Thursday, November 26, 2009

Happy Bird Day

I found this posted on the comments section of TheMorningSun.com from Obamanation, one of our regular contributors. With a little editing, I thought it was worth passing along:

During the darkest hours of the Civil War, Abe Lincoln decide to create a holiday, a propaganda holiday, to force a broken nation to overlook its troubles and be thankful for the good times of a Civil War.
Like freeing the slaves, Lincoln couldn’t have cared less, but when the Northerners started to have second thoughts about Lincoln, the war and life in general, one needs diversions.
Freeing the slaves and creating Thanksgiving were just a couple of his best-known tricks. Declaring people free means nothing if they are still treated like slaves, and what kind of nation celebrates a civil war anyway?
Today’s Thanksgiving is a bizarre ritual comprising corny presidential turkey pardons, lame parade coverage, a turkey dinner at noon, badly played football, travel problems, Christmas advertising, and some weird unwritten law that says you can’t talk about anything but what you are thankful for.
There are four kinds of ways people express their thanks on Thanksgiving.
• The Traditional – Friends, family and health. Simple, sweet, and to the point without grandstanding.
• The Modern – A laundry list of things they have. More of a bragging contest than true thanks. Just another way of some jerkball to rub it into others that they are doing better/are better than the next guy.
• The Sarcastic – A loophole in the Thanksgiving pact that allows smart donkeys a way to truly express their bitterness and spite.
• The Innocent – Ask a little kid what they are thankful for and they might reply “cats and monsters.” [Mark’s note: One of the kids once said he was thankful for boogers.]
After careful deliberation I have decided this Thanksgiving I am very thankful that the guy in Elm Hall will be open and selling pizza on Thanksgiving, and that my wife is hot, because after eating dinner at noon, watching the Lions lose, while pretending civil war, and Christmas is not just around the corner, I just might want something that is truly great.

Sunday, November 22, 2009

Thanksgiving 2009


Thanksgiving was on Sunday this year - it was the only day that fit into everyone's schedules - but we got everyone together and we gave thanks.

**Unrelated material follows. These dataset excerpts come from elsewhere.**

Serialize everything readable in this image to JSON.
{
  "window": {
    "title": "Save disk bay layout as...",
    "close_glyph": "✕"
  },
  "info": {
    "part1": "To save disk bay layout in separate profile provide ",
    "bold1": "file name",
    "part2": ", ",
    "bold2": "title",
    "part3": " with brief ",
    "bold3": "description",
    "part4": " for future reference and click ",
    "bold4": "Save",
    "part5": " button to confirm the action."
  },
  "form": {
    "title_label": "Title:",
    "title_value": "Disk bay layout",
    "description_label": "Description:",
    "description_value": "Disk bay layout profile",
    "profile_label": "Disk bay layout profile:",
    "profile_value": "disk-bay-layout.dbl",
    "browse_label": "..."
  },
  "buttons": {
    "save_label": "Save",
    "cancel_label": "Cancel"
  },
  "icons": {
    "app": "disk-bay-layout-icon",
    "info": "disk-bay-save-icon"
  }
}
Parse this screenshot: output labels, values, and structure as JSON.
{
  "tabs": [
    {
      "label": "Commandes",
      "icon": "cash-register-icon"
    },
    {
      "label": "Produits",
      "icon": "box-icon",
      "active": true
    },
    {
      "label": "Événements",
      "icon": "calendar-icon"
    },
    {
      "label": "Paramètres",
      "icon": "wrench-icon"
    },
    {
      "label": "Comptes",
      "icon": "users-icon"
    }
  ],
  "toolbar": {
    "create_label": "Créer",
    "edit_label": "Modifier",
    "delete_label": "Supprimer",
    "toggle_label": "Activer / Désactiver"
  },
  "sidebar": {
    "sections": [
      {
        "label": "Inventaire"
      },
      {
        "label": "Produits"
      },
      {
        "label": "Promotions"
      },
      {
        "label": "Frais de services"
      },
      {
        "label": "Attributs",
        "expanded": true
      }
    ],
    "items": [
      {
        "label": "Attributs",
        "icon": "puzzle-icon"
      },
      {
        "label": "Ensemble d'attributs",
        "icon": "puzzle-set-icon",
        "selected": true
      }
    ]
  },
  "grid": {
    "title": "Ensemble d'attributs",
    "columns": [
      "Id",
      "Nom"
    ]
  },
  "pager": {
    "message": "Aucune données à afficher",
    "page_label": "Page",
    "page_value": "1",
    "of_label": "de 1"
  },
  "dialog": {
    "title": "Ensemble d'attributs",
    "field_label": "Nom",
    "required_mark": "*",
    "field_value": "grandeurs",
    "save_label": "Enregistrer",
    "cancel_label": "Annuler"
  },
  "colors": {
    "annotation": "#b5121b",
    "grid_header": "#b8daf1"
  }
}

The family was there, the table was full, and the Lions had even won a football game. It was, indeed, Thanksgiving.

And it was us. Matthew said something, well, politically incorrect.

Andrew expounds on cynical libertarianism, and defines politically incorrect just by being there.

Miranda's getting used to this.

But Jamie, well, Jamie still harbors an element of disbelief about this bunch.


The food was good and the laughter was hearty. We once were wished the gift of laughter, and it was here in full force this year. It's family. It's Thanksgiving, and we have so much to give thanks for.

Monday, November 16, 2009

The first half is the warmup act for the band



NPR reporter Tom Goldman nails it.
And yes, marching band is crazy difficult.

Saturday, November 14, 2009

If only this were real ...



I ran across this while looking for something else. It's priceless.

Sunday, November 1, 2009

The Finals - Again!



For the fourth year in a row, the Oiler band has made it to the Michigan Competing Band Association state finals.
This year, the band made it by the skin of their feathered caps - but they made it.
Mt. Pleasant scored a 70.3 at the Durand Invitational at Durand Saturday. That score was enough to qualify them in 10th place for the finals - by about two-thirds of a point.
It's been a challenging year for the Oiler band. It's by far the youngest band Mt. Pleasant has fielded in years, with about one-third of the band being first-year players.
Flu racked the band a couple of weeks ago - at one practice, a good third of the band was out sick. And the weather for practices and performances has been the worst I've seen in four years.
But they made it.
The show is awesome, and it deserves to be performed on the big stage. The break from "Glycerin" back into "Don't Stop Believin'" near the end of the show always brings a tear to my eye - and the close is heart-stoppingly beautiful.
Show time for the Flight III competition at Ford Field Saturday is 10:05 a.m.